By John Warrington
The trouble with an automatic watering system starts when you take your plants off it and start watering by conventional ways, say using fresh water in a watering can. It’s rather like taking the baby off the breast and putting it straight onto cornflakes. Plants have to be weaned off an automatic system to allow for proper root hair development. If weaning does not occur, your plants will not be able to manage the changeover from a period of plentiful supply to having to wait until you get home from the office, by which time they will have begun to suffer. Some people cater for this and water their plants generously before they go to the office in an attempt to give them sufficient moisture for the day. This can often drown them, especially if they are in soil-less compost and in plastic pots when drainage is a problem. Better to pot them first into small clay pots using crocks in the base of the pots for drainage, and use more traditional potting compost. This ensures straightaway that they have proper drainage and can start forming root hairs. The other option of course is to plant them out as soon as possible to help them start forming root hairs, but they will have to be in the shade. Feathered friends
If you take time to just sit quietly in the garden you would be amazed at the bird activity. My garden has birds in it all day, come rain or shine, and throughout the year there are over half a dozen nests in various stages of repair, construction and occupation. Birds are busy creatures and they can often be seen flying ‘home’ with beaks full of straw to build or repair their matrimonial home. I often wonder if these workers are hens or cockbirds, or if it is a cooperative effort. Later on you can often see them going to their nests with beaks full of insects dug up from the ground, caught in flight or taken from the plants in the garden. A nest of fledglings will probably eat tens of thousands of insects before becoming independent. Recently I returned a tiny fledgling to its nest; it had been caught in some branches below. Its mouth was open all the time looking for its breakfast of insects.

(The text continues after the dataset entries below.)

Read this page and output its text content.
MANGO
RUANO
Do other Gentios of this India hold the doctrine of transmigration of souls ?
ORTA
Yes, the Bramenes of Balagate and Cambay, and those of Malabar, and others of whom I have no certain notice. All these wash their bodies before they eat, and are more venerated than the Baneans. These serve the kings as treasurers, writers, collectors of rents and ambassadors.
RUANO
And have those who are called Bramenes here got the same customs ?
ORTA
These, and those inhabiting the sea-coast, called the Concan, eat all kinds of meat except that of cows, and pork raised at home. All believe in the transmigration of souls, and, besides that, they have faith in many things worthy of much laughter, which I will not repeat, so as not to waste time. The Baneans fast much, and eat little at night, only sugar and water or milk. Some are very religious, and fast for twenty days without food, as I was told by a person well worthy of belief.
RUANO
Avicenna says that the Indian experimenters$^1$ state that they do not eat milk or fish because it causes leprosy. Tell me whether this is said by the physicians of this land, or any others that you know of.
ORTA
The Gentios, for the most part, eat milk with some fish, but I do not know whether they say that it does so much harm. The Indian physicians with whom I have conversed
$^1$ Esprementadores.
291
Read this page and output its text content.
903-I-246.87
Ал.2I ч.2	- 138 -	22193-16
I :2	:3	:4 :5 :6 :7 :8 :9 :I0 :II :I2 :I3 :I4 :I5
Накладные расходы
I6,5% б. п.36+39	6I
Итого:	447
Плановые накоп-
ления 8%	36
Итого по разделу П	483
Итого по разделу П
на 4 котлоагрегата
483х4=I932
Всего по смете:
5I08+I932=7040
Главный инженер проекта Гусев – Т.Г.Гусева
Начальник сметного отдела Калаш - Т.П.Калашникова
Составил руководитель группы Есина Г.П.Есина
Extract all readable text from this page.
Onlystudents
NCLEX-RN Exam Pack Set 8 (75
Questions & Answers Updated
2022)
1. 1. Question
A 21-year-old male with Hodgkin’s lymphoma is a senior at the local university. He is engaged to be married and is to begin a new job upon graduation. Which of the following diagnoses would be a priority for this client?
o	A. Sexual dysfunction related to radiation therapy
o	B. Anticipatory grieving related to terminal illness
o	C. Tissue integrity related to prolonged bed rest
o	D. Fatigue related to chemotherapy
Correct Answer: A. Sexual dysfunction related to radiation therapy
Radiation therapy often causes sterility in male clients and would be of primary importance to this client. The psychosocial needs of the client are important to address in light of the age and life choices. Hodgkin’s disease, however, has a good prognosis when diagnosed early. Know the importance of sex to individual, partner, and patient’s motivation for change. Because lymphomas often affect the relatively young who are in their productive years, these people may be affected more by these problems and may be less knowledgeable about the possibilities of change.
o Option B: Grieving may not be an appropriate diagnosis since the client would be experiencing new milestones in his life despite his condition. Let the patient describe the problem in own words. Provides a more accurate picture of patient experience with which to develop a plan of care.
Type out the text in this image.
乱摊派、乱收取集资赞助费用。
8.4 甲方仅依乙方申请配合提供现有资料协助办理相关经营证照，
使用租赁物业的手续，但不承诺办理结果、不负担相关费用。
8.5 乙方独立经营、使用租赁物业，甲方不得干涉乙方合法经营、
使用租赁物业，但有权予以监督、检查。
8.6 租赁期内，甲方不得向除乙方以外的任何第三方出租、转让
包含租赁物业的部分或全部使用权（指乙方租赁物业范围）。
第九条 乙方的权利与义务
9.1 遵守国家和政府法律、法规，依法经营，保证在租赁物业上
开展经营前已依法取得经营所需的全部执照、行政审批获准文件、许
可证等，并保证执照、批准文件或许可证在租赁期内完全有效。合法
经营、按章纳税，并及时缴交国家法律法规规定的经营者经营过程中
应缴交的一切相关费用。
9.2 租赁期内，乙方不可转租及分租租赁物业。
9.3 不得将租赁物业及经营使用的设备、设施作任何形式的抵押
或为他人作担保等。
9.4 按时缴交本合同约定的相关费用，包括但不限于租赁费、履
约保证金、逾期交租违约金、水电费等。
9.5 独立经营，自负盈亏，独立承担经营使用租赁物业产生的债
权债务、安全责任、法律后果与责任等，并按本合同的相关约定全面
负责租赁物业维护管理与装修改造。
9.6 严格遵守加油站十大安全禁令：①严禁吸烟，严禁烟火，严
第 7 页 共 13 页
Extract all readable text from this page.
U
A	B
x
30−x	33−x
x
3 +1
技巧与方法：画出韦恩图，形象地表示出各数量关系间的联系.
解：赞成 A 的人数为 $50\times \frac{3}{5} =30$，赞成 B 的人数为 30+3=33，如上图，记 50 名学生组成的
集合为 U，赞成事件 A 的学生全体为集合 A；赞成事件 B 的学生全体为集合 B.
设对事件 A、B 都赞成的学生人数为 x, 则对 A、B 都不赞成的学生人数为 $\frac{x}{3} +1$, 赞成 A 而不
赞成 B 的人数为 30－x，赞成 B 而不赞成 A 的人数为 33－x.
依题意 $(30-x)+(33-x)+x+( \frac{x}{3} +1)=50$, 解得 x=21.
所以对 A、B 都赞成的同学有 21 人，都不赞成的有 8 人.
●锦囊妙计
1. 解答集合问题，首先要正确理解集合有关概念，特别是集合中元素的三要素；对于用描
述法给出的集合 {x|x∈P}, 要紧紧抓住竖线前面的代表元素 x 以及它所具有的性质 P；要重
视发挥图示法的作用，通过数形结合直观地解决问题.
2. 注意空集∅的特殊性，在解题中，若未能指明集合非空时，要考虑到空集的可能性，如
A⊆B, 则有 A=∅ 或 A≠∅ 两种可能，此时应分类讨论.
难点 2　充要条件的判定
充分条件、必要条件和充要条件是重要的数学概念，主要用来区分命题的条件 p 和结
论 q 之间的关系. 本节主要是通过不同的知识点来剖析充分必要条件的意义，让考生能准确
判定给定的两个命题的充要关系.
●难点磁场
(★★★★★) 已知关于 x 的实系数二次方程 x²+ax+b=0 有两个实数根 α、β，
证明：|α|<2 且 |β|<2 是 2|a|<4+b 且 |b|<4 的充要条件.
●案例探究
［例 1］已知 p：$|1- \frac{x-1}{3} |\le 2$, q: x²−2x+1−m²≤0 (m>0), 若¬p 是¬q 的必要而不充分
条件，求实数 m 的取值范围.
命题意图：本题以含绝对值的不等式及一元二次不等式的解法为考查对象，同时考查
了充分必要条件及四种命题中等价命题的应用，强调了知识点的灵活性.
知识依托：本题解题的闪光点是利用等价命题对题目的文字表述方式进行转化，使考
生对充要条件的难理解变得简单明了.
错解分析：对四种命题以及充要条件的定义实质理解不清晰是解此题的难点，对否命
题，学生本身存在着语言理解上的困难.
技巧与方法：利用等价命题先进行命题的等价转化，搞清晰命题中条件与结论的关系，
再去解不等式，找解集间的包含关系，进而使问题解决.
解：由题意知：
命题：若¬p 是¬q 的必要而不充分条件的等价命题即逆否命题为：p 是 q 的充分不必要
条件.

My garden must supply hundreds of thousands of insects throughout the year. This pleases me, for many of them are going to be garden pests. Our feathered friends, many of them quite tiny, manage to work out the best time frame for mating, nest building, laying and hatching eggs, so that their young appear at the optimum time for mum and dad to catch the hundreds of thousands of insects needed to rear their family. How do they know what the weather or what the insect population will be like so many weeks in advance? There doesn’t seem to be much antagonism or even competition between the various bird species, although some get their food supply from the ground, or from the tree canopy, some from the bark of trees or from smaller shrubs or even in flight. All levels of the garden’s vegetation seem to be supplying insects, and as I’ve just said many of them are garden pests. It all helps to reduce our dependence on chemicals for pest control. This is excellent, for the less we rely on chemical control the better, for chemicals often do more harm than good.
I wonder if many of you see ladybirds nowadays? I see quite a few in the garden, mostly seven spot, but some with slightly more or fewer spots. These are really great for aphid control, and they quite like to chomp their way through mealy bug infestations. Their numbers very quickly reduce if you use chemicals, so only use these if you have no other option.
Always think of our little friends, take care, and may your God go with you wherever you are.